Stephan inizia a utilizzare le tecnologie più avanzate, tra cui la micro-ossigenazione, che consente una vera e propria rinascita della proprietà.
Da allora, La Mondotte diviene uno dei vini più quotati sulla piazza di Bordeaux e ottiene anche la denominazione di Premier Grand Cru Classé di Saint-Emilion nella riclassificazione del 2012.
Le sue caratteristiche estreme ne fanno un vino quasi garagista, di certo una “super-cuvée” che trova un’espressione potente e marcata del suo terroir, con un’eleganza incomparabile e un’ampia mineralità.
Gli ettari vitati sono 4,5, l’80% dei quali vocati a Merlot e a Cabernet Franc per il restante 20%; la produzione si attesta tra le 650 e le 1.000 casse all’anno, con un’età media delle viti di 60 anni.
Sin dal 2014, La Mondotte può vantare anche la certificazione organica.
Millesimo 2022
Con il suo profilo intenso, complesso ed elegante, La Mondotte 2022 sembra quasi prorompere letteralmente dal bicchiere: cassis, frutti di bosco, sentori di violetta e pietra sfaldata evocano un vino di pieno corpo finemente strutturato, dai tannini ultra sottili e piacevolmente integrati. Sa coniugare la potenza intrinseca dell’annata con una grazia e un’armonia incredibilmente avvincente.

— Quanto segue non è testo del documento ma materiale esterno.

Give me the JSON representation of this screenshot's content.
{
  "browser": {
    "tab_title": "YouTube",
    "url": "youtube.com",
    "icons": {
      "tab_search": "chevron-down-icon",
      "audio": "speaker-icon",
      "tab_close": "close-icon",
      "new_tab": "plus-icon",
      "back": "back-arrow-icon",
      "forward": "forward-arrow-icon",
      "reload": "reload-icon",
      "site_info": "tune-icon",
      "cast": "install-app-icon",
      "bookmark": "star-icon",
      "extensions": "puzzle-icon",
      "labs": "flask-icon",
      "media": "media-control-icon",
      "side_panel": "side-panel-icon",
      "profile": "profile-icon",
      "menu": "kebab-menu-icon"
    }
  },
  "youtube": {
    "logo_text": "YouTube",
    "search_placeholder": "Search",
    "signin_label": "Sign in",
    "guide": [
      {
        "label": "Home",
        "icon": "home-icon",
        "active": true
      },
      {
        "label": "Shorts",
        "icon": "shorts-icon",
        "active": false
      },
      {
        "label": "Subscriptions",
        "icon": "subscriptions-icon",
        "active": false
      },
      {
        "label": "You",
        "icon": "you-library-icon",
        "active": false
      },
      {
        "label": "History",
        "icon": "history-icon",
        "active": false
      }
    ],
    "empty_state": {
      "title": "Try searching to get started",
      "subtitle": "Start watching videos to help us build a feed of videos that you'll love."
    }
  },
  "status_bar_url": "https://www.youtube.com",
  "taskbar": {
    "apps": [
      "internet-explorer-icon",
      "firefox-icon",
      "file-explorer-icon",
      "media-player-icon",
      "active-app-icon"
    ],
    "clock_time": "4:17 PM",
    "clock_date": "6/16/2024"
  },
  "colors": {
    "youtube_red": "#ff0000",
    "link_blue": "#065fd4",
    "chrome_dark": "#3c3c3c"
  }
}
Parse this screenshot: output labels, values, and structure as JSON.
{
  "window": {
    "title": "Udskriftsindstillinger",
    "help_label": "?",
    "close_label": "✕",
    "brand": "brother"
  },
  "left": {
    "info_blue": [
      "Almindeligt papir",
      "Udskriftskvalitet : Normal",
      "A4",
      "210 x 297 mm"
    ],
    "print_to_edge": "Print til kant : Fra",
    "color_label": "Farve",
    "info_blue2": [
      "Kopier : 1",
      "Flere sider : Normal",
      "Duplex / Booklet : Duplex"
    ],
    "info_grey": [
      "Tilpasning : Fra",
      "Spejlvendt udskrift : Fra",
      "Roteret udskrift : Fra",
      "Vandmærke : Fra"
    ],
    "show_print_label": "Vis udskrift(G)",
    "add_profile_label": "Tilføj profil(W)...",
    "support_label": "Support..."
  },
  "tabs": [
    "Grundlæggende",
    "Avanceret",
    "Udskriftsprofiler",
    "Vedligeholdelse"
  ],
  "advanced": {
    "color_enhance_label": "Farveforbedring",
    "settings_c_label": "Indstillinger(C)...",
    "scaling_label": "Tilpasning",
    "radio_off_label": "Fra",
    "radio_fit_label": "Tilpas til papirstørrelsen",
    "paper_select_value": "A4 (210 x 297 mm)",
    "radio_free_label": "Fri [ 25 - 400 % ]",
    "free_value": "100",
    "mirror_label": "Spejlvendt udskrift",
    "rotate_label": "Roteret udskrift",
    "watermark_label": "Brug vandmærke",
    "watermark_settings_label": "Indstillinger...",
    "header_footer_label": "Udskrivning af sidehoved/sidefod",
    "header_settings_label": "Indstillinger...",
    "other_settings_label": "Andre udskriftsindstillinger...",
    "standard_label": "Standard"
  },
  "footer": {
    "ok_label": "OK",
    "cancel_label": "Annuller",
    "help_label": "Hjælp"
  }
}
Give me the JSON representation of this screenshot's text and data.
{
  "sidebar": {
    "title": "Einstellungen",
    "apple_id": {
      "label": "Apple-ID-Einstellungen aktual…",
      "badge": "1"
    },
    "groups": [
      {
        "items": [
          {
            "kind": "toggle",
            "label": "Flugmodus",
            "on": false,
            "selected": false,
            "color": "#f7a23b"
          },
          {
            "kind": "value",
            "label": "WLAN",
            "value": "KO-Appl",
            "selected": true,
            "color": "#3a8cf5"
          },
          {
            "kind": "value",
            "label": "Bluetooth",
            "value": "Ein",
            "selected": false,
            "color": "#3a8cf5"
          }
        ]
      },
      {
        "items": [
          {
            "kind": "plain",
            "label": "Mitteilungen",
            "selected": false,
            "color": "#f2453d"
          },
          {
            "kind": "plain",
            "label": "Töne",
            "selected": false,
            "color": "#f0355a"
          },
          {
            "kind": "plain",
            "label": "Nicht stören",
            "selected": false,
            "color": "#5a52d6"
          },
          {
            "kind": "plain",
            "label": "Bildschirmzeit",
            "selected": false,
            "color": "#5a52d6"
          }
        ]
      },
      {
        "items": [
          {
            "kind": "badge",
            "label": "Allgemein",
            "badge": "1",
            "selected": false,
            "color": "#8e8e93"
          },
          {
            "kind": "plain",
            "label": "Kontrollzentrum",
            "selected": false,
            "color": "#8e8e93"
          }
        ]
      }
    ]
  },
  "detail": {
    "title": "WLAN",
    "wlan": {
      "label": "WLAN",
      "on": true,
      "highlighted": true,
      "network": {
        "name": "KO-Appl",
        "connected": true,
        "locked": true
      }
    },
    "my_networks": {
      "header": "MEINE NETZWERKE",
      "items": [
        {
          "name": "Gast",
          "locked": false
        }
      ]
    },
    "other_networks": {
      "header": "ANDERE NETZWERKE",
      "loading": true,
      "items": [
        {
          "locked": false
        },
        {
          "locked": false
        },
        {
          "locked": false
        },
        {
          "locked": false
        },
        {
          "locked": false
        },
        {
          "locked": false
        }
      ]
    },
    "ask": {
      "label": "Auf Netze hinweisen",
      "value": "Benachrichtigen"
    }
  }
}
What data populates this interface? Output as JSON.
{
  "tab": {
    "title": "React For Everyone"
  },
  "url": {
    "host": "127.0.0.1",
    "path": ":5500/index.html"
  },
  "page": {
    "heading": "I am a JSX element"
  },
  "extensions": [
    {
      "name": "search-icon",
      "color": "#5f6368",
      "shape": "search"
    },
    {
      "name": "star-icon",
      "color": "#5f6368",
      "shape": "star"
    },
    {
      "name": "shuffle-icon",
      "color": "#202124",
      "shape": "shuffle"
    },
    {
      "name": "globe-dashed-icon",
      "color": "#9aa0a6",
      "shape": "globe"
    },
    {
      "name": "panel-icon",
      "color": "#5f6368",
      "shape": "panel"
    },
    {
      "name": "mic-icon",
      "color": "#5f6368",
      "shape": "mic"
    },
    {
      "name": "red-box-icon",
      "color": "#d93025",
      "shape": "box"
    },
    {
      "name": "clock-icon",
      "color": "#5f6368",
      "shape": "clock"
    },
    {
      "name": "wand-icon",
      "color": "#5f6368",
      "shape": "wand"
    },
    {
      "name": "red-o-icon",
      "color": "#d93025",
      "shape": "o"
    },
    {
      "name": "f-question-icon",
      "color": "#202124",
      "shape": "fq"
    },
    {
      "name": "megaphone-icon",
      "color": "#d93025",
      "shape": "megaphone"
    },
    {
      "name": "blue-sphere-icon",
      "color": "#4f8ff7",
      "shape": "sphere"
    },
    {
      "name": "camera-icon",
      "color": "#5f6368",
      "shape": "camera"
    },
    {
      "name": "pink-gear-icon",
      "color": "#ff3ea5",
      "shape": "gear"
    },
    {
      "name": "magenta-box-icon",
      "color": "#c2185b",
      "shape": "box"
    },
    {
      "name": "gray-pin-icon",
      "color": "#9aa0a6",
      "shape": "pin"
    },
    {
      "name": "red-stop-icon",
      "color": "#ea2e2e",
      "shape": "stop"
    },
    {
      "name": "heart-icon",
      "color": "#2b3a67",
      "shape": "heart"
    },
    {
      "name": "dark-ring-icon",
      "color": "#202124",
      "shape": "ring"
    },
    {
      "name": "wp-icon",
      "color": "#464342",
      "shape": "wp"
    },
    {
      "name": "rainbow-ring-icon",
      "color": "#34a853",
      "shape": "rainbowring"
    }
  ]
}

La sua purezza è fuori scala e la persistenza finale è davvero eccezionale.
Il blend è di Merlot all’80 e Cabernet Franc per il 20% con una vendemmia manuale.
La fermentazione si ha in tini di legno termo-regolati, la malolattica avviene in fusti di quercia nuovi al 40%, mentre l’affinamento richiede 16 mesi.